25.Reverse Nodes in k-Group¶
Tags: Hard
Linked List
Links: https://leetcode.com/problems/reverse-nodes-in-k-group/
Given a linked list, reverse the nodes of a linked list k at a time and return its modified list.
k is a positive integer and is less than or equal to the length of the linked list.
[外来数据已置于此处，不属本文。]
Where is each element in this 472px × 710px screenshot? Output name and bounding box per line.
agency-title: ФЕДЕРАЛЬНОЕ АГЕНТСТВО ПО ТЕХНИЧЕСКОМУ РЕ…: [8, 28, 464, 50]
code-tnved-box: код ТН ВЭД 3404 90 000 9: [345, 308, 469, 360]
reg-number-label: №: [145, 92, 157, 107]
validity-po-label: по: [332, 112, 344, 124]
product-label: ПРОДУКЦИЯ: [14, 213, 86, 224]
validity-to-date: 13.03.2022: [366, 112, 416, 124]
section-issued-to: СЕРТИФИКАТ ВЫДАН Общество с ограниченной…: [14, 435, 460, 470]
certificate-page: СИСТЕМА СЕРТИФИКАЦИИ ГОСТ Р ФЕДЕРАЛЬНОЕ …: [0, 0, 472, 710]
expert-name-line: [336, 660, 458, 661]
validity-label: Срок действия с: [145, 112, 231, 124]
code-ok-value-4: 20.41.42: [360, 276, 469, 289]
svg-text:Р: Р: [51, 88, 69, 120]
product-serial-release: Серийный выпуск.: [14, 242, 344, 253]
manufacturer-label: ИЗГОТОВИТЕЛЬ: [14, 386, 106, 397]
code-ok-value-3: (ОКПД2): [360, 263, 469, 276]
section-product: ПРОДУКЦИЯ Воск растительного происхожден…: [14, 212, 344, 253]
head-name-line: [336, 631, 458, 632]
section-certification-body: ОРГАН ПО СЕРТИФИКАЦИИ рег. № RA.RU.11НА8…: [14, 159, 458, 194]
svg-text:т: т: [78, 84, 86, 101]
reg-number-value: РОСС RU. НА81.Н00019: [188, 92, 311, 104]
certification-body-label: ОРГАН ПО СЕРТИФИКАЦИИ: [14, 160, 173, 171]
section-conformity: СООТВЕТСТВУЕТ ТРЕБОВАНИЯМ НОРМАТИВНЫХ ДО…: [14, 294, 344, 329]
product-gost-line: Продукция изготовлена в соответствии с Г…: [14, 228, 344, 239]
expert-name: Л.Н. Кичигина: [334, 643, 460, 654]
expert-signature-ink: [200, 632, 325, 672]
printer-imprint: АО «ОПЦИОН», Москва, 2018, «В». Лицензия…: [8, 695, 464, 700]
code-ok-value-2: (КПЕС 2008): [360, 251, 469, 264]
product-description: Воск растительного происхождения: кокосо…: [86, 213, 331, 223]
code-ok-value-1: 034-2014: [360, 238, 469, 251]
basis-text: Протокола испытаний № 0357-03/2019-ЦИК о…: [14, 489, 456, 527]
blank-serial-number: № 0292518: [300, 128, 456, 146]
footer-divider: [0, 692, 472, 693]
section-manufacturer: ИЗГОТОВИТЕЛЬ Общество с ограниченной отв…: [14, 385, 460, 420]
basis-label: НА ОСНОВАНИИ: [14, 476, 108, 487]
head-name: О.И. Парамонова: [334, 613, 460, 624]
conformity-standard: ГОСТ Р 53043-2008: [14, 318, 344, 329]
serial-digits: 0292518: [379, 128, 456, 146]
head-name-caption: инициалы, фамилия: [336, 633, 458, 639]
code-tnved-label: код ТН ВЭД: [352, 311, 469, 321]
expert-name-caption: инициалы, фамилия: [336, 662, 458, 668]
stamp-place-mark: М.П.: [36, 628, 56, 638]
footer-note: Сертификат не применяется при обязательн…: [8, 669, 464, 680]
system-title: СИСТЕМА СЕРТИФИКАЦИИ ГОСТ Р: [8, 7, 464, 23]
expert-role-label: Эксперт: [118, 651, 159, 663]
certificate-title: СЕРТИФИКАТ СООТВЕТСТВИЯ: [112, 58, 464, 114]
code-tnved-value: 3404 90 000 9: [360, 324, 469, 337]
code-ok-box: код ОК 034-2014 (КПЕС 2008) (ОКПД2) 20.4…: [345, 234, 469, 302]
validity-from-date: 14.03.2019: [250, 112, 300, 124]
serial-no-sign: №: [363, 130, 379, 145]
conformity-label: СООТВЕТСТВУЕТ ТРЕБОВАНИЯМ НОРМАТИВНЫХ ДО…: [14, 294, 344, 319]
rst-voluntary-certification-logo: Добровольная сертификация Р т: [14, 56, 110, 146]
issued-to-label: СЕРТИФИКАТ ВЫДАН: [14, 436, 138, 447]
If the number of nodes is not a multiple of k then left-out nodes in the end should remain as it is.
Example:
Given this linked list: 1->2->3->4->5
For k = 2, you should return: 2->1->4->3->5
For k = 3, you should return: 3->2->1->4->5
Note:
- Only constant extra memory is allowed.
- You may not alter the values in the list's nodes, only nodes itself may be changed.
/**
* Definition for singly-linked list.
* struct ListNode {
* int val;
* ListNode *next;
* ListNode(int x) : val(x), next(NULL) {}
* };
*/
class Solution {
public:
ListNode* reverseKGroup(ListNode* head, int k) {
//空链表,或者只有一个节点,或者k为1,直接返回
if (!head || !head -> next || k == 1) return head;
ListNode *dummy = new ListNode(0);
dummy -> next = head;
ListNode * pre = head, * cur = pre -> next, *top = dummy;
int cnt = 0; //计数器,记录走过多少个节点
ListNode *prob = top; //探测指针,判断何时到达尾部
//开始翻转
while (true) {
cnt = 0;
while (prob -> next && cnt < k) {
prob = prob -> next;
++cnt;
}
if (cnt != k) break;
for (int i = 1; i <= k - 1; ++i){
pre -> next = cur -> next;
cur -> next = top -> next;
top -> next = cur;
cur = pre -> next;
}
top = pre;
prob = top;
pre = pre -> next;
if (!pre) break;
else cur = pre -> next;
}
return dummy -> next;
}
};
虽然是hard的题目,但是思路很明显,注意细节就可以。
翻转链表的局部,肯定需要三个辅助指针,其中两个用于翻转,一个用来做虚拟头部。另外由于是部分翻转,可能存在长度小于要求长度的情况,所以需要一个探测指针和一个计数器,探测指针探测什么时候到尾端,计数器用来记录走过的节点,和题目19.Remove Nth Node From End of List
思路很是接近。